Evening News (London), March 26, 1903

In the Air.

(With apologies to Mr. W. S. Gilbert.)1

According to German experts the wind frequently acts as a means of conveying microbes of peculiar deadliness from one place to another.2


There are microbes in the bellow of the blast.

There is sickness in the growling of the gale.

   There are numerous diseases

   In the pleasantest of breezes,

Epidemics in the air that we inhale.

It is always most unpleasant to find out that germs are present,

And especially in air that we inhale.

Tornadoes are a vehicle for gout.

A cyclone brings you asthma while you wait.

   Every breath of air that blows is

   Fraught with “flu,” tuberculosis,

Scarlatina or sciatica, they state.

(If they terrify unduly, or are simply speaking truly,

I am personally not prepared to state.)

   But if it’s so, sing bury down bury,

    It’s evident, very, our days are done.

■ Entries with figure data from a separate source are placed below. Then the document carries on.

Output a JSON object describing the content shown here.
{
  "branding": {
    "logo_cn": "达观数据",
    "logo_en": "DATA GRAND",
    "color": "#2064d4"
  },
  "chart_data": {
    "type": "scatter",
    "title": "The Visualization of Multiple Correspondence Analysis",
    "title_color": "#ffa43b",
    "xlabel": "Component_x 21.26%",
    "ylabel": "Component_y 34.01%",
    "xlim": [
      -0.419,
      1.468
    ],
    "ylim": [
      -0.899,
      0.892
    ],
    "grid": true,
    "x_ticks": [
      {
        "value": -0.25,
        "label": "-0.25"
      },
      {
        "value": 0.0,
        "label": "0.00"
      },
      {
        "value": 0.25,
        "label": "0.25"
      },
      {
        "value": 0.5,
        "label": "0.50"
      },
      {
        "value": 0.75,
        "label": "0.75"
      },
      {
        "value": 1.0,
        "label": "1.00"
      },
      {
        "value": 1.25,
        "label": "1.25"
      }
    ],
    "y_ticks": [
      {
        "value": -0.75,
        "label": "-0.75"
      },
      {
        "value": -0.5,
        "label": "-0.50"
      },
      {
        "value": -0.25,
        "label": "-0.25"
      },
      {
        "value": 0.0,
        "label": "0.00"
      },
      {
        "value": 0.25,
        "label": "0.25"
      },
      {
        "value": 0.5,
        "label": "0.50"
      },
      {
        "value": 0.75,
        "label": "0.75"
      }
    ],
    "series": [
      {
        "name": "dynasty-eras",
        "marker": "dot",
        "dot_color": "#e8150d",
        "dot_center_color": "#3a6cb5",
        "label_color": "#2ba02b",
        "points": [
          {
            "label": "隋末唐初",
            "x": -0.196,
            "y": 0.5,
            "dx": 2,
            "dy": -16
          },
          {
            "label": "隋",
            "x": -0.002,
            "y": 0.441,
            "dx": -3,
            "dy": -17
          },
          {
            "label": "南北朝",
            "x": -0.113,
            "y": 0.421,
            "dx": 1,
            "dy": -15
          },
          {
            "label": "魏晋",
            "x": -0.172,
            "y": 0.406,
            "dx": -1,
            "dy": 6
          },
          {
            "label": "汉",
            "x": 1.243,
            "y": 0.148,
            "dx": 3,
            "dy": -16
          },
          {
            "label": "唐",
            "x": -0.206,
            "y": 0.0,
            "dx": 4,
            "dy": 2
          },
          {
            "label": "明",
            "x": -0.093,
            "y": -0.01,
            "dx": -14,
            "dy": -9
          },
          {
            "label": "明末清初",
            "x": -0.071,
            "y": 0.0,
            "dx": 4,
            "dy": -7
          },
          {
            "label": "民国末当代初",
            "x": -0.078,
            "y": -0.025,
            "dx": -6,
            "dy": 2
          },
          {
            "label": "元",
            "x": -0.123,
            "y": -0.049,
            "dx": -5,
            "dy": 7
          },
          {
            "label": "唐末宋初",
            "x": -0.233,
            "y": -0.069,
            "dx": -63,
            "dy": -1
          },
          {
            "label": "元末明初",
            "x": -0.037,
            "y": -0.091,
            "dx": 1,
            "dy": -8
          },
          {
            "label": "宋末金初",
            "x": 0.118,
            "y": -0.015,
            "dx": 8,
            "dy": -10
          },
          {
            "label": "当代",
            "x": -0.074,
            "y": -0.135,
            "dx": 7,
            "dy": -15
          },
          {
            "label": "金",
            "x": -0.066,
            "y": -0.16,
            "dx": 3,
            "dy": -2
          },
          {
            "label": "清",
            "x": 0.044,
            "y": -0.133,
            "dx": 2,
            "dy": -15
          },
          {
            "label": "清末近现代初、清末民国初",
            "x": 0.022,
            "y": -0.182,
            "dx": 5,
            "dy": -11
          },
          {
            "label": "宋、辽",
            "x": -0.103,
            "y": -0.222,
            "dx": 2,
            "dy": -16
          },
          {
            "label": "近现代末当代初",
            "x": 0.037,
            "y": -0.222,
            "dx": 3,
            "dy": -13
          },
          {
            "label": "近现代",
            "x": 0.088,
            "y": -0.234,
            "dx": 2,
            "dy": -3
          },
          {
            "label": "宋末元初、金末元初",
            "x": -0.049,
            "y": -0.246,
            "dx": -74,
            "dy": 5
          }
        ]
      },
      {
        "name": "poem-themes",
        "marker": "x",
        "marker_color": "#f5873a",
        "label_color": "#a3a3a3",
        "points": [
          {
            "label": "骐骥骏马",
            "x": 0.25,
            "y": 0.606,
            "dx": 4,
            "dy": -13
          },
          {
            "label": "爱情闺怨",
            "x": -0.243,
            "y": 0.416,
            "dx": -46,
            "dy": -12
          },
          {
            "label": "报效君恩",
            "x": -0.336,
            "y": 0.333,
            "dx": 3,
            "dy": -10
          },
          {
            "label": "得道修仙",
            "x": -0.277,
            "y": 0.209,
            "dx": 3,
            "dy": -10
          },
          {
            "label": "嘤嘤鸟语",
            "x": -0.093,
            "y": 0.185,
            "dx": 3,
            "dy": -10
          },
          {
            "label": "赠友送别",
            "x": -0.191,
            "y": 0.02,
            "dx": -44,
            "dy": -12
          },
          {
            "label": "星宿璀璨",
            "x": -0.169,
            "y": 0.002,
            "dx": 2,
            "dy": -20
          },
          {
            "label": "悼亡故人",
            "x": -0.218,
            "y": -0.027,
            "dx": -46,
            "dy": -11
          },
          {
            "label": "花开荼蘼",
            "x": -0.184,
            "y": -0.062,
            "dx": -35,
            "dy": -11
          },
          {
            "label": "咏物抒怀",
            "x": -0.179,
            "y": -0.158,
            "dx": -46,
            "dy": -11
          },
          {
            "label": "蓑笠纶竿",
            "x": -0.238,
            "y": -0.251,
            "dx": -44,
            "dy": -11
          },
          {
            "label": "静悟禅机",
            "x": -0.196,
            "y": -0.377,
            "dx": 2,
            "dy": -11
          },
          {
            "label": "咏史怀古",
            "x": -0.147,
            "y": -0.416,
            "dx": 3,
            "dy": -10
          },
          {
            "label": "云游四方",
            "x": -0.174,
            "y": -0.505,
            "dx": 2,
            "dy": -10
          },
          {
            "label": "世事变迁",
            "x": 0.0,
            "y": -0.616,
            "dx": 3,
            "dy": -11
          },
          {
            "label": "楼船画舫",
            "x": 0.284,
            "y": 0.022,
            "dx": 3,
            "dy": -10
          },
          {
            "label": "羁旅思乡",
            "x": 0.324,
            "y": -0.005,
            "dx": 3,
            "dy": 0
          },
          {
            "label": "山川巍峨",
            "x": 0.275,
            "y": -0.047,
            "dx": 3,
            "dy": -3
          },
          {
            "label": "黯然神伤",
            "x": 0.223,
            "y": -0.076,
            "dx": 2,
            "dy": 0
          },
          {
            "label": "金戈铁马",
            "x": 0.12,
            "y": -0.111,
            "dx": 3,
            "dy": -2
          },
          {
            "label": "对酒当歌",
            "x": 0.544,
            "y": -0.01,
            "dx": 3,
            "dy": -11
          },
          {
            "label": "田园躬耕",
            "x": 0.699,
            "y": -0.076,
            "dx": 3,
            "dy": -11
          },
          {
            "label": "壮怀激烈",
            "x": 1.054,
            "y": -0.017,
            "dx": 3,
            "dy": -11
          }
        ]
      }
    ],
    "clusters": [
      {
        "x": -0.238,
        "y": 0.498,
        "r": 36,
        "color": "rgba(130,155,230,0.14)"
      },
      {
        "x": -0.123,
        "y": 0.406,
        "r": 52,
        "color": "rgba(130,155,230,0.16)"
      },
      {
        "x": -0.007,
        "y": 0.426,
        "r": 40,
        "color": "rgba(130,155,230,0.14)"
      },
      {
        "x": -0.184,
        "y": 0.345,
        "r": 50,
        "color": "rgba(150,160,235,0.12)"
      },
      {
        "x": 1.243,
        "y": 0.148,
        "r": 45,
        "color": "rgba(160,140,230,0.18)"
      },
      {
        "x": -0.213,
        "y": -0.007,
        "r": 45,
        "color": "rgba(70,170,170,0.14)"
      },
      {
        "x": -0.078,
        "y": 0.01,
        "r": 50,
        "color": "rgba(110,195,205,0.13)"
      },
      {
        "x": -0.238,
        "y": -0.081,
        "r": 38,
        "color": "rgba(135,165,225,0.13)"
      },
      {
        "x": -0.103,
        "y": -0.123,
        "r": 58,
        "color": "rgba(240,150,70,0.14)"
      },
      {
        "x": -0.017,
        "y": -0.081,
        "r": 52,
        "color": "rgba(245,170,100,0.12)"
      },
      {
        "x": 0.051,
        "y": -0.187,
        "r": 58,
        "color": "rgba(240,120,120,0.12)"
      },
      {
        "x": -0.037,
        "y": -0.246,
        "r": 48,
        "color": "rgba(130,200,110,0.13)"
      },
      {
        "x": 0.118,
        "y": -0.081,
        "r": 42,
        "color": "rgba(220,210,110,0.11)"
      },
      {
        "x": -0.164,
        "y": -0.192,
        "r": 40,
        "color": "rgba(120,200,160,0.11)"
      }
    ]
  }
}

   Away we’ll go, and open our purses

    For mutes3 and hearses. Our course is run.

There is beauty in extreme old age, we know,

But that venerable beauty’s not for us.

   When what Romans called the Notus4

   In its deadly grip has got us,

We shall die without unnecessary fuss.

(Though it may seem strange and vexin’, we shall simply hand our checks in,

And expire without unnecessary fuss.)

Does the wind blow chill and biting from the East,

Is it wafted soft and balmy from the South,

   Be it sighing, be it brawling,

   It is equally appalling,

There is suicide in opening the mouth.

   Which being so, sing bury down bury, etc.

             P. G. W.




“According to German experts, winds have carried the germs of tropical diseases to islands ten miles or more from the mainland. Germs are carried by the wind high into the atmosphere, and reach the surface at a distance. The sunlight does not kill some of the worst disease germs. Warm, moist or ‘muggy’ weather is regarded as ‘disease-breeding’ in American cities, probably because it is favourable to the multiplication of germs in the air. Warm, dry weather, followed by wind, is also thought to favour the growth of germs. A snowstorm or heavy rain purifies the atmosphere.” (Whitstable Times and Herne Bay Herald, March 21, 1903)

John Dawson    


The poem’s form parodies W. S. Gilbert’s lyric “There is beauty in the bellow of the blast” from The Mikado.


Mutes were professional black-clad mourners at Victorian funerals who walked silently behind horse-drawn hearses.


Notus was the god of the South Wind, bringing stormy wet weather.